For his 16 Days film on Los Angeles, Greenspan faced the challenge of offering new images and insights in a city already swarming with filmmakers, television producers, and other creative types. The producer "had to trust that his knowledge of people and of sports, filtered through a perspective of hindsight, leavened with some good old-fashioned cinematic beauty—18 crews shooting almost a million feet of film—could make even the most familiar, oft-told tales fresh," noted Sports Illustrated writer Frank Deford.
Widening his circle of interest, he also produced several films on non-Olympic subjects, including Ageless Heroes, Kings of the Ring, and Discover Utah! Greenspan also took the director's helm in 1977 for a made-for-television docudrama on the life of track phenom Wilma Rudolph.

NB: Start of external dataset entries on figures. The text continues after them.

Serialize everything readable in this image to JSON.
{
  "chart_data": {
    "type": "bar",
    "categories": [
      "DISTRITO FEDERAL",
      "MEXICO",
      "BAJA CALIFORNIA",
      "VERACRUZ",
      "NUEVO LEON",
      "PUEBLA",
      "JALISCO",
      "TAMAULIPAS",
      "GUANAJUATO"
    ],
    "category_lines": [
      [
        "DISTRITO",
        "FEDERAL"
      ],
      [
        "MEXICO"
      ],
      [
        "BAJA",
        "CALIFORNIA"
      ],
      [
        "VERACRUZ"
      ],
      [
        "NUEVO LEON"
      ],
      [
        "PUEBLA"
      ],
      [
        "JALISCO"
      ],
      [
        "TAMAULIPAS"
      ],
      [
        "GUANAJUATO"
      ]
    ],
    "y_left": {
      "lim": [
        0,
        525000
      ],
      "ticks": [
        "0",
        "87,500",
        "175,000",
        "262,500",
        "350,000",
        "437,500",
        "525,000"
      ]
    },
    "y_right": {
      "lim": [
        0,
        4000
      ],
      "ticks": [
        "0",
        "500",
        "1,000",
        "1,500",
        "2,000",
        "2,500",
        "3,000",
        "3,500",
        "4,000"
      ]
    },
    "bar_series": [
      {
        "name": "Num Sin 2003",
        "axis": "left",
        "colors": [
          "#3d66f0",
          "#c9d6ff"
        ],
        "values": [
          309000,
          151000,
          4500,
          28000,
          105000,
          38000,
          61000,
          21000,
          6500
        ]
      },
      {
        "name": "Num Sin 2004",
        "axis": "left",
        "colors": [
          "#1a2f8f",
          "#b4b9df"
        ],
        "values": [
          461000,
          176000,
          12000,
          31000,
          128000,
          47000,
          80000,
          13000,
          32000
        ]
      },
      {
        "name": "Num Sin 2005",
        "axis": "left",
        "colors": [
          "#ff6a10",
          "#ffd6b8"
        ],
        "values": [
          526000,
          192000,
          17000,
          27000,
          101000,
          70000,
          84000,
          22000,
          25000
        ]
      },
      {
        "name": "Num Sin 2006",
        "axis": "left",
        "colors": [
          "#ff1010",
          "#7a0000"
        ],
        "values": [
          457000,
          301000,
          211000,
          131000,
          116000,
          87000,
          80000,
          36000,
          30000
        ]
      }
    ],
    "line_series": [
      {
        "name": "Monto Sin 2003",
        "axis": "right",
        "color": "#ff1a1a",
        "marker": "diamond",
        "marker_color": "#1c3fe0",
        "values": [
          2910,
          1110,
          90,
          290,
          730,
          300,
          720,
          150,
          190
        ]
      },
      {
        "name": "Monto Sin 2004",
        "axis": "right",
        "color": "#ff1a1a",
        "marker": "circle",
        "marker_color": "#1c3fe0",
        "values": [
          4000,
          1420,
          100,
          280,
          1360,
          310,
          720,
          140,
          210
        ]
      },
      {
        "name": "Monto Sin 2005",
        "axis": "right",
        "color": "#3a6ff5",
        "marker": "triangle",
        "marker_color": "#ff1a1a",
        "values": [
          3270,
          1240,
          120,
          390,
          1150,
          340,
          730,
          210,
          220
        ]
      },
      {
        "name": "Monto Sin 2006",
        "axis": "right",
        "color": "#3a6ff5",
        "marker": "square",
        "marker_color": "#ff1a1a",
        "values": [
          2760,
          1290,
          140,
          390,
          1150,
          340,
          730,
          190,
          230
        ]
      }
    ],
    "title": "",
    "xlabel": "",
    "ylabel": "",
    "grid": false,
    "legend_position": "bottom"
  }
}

Though virtually every other Bud Greenspan film is a documentary, the director branched out into drama with his 1977 two-hour made-for-television movie, Wilma. This film told the life story of the great American track athlete Rudolph, portrayed by Shirley Jo Finney, focusing on her relationship with her mother (played by Cicely Tyson) and her boyfriend. Though the movie earned mixed notices, Wilma became notable years later as the television debut of the young actor playing Wilma's boyfriend—future Academy Award winner Denzel Washington.
While widely acclaimed, with honors including the prestigious Peabody Award, the filmmaker did face some controversy when he agreed to produce a promotional video on behalf of Beijing, China's, bid to host the 2008 summer games. Greenspan focused on the city and its people, but the issue of human rights violation in China "wasn't touched at all and we didn't think it was necessary," as he explained to a CNN.com interviewer.
In 1996 Greenspan produced 100 Years of Olympic Glory, a three-hour film celebrating the centennial of the modern games. As with his other films, this documentary focused on the human stories behind the medals. There is, for instance, the story of two Japanese pole vaulters who competed in 1936. They "cleared the same height and should have tied for second place," as Star-Ledger writer Jerry Krupnick related. "When the silver was awarded to just one of them, the other vaulter getting the bronze, they cut the medals in half and had them fused together to create 'the Medal of Eternal Friendship.'"
Hype and scandal have seemed to plague many contemporary Olympics, but Greenspan set his gaze on the positive aspects of both win and loss. "They're two weeks of love," he told an ESPN.com reporter. "It's a privilege to be associated with the best in the world." Indeed, Greenspan's "approach to the Olympics would not be appropriate for the mainstream media," said Randy Harvey of the Los Angeles Times. "But although he is no journalist, and proud of it, he is one of the best reporters I know."
Asked by ESPN.com to recall his most memorable Olympic moment, Greenspan pointed to the 1968 summer games in Mexico City. A Tanzanian marathon runner, John Stephen Ahkwari, injured himself in the race. He struggled in last, bloodied and bandaged. "I asked him, 'Why did you keep going?'" Greenspan recounted. "He said, 'You don't understand. My country did not send me 5,000 miles to start a race, they sent me to finish it.' That sent chills down my spine and I've always remembered it."